10415 Mali Lošinj

Discovery
- Discovered by: K. Korlević
- Discovery site: Višnjan Obs.
- Discovery date: 23 October 1998

Designations
- Named after: Mali Lošinj (Croatian town on island Lošinj)
- Alternative designations: 1998 UT_{15} · 1925 VM 1962 WE_{1} · 1977 TN_{3} 1987 SW_{20} · 1988 VW_{7}
- Minor planet category: main-belt · (outer) background

Orbital characteristics
- Epoch 4 September 2017 (JD 2458000.5)
- Uncertainty parameter 0
- Observation arc: 54.52 yr (19,915 days)
- Aphelion: 3.0650 AU
- Perihelion: 2.9115 AU
- Semi-major axis: 2.9883 AU
- Eccentricity: 0.0257
- Orbital period (sidereal): 5.17 yr (1,887 days)
- Mean anomaly: 121.02°
- Mean motion: 0° 11^{m} 26.88^{s} / day
- Inclination: 14.427°
- Longitude of ascending node: 221.70°
- Argument of perihelion: 298.55°

Physical characteristics
- Dimensions: 13.514±0.135 14.912±0.112 km 16.20±0.70 km 18.77 km (calculated)
- Synodic rotation period: 240.5115±20.6153 h
- Geometric albedo: 0.057 (assumed) 0.128±0.019 0.1521±0.0344
- Spectral type: C · X
- Absolute magnitude (H): 11.54±0.44 · 11.8 · 11.9 · 11.911±0.002 (R) · 12.36

= 10415 Mali Lošinj =

Main-belt asteroid

10415 Mali Lošinj (provisional designation ') is a dark background asteroid and very slow rotator from the outer region of the asteroid belt, approximately 16 kilometers in diameter. It was discovered by Croatian astronomer Korado Korlević at Višnjan Observatory, Croatia, on 23 October 1998. The asteroid was named after the Croatian town of Mali Lošinj.

== Orbit and classification ==

Mali Lošinj orbits the Sun in the outer main-belt at a distance of 2.9–3.1 AU once every 5 years and 2 months (1,887 days). Its orbit has an eccentricity of 0.03 and an inclination of 14° with respect to the ecliptic. The first used precovery was obtained at Goethe Link Observatory in 1962, extending the asteroid's observation arc by 36 years prior to its discovery. The first unused observations were made at Heidelberg Observatory in 1925.

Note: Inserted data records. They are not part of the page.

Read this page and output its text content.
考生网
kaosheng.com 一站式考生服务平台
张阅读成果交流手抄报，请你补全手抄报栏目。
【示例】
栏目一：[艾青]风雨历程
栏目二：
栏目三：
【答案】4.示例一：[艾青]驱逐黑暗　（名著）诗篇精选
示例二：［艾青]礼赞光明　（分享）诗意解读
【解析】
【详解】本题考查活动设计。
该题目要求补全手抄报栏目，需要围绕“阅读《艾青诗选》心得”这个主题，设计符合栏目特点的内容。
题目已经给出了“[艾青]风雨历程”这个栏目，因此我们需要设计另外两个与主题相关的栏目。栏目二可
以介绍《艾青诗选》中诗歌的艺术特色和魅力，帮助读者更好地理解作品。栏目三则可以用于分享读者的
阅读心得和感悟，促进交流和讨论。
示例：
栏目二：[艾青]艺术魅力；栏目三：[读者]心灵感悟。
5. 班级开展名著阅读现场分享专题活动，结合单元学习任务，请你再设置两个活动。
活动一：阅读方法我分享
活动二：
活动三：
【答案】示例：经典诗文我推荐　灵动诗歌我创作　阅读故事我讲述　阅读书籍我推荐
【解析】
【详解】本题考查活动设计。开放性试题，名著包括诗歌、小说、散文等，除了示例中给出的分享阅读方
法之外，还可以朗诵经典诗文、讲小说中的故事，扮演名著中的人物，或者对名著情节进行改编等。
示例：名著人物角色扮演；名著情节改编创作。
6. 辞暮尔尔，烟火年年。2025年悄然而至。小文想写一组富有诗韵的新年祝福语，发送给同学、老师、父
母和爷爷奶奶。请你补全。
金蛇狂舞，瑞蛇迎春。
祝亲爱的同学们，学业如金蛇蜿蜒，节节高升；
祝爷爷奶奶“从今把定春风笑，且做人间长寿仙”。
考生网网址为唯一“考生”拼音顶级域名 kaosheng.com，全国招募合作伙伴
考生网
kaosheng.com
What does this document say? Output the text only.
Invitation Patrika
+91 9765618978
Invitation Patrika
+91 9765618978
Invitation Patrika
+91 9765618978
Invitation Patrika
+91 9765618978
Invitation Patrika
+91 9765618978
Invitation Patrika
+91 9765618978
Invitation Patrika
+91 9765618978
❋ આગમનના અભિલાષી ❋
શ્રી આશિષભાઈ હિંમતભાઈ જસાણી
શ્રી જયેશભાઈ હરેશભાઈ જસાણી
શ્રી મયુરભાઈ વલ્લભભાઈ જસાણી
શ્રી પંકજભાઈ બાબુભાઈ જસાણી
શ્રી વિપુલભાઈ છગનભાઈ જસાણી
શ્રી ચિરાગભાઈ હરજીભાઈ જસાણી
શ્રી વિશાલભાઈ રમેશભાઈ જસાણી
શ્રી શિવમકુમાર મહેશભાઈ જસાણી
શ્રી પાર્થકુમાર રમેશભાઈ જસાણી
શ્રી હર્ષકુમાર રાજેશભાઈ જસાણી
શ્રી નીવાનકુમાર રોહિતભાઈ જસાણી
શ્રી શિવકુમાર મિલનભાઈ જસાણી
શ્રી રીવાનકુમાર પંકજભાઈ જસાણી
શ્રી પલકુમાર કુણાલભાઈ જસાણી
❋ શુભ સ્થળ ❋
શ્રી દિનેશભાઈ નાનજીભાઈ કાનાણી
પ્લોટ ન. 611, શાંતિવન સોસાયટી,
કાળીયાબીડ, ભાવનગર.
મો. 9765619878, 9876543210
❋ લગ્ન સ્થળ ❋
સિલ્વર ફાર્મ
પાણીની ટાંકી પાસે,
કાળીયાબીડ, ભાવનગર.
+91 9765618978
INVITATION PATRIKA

== Physical characteristics ==
Mali Lošinj has also been characterized as an X-type asteroid by Pan-STARRS photometric survey.

=== Slow rotators ===

In September 2013, photometric observations at the Palomar Transient Factory in California gave a rotational lightcurve that showed a period of 240.5115 hours with a brightness amplitude of 0.48 in magnitude (U=2). Mali Lošinj is a slow rotator, as asteroids of this size usually rotate within hours once around its axis.

=== Diameter and albedo ===

According to the surveys carried out by NASA's Wide-field Infrared Survey Explorer and its subsequent NEOWISE mission, Mali Lošinj measures between 13.5 and 16.2 kilometers in diameter and its surface has an albedo between 0.13 and 0.15. The Collaborative Asteroid Lightcurve Link assumes a standard albedo for carbonaceous asteroids of 0.057 and calculates a somewhat larger diameter of 18.8 kilometers with an absolute magnitude of 12.36.

== Naming ==

This minor planet was named after the Croatian town of Mali Lošinj, located on the island of Lošinj, in the northern Adriatic Sea. The island and the town are well known for its nautical school and the Leo Brener Observatory. The minor planet 10645 Brač is also named after a Croatian island in the Adriatic Sea. The approved naming citation was published by the Minor Planet Center on 15 December 2005 (M.P.C. 55720).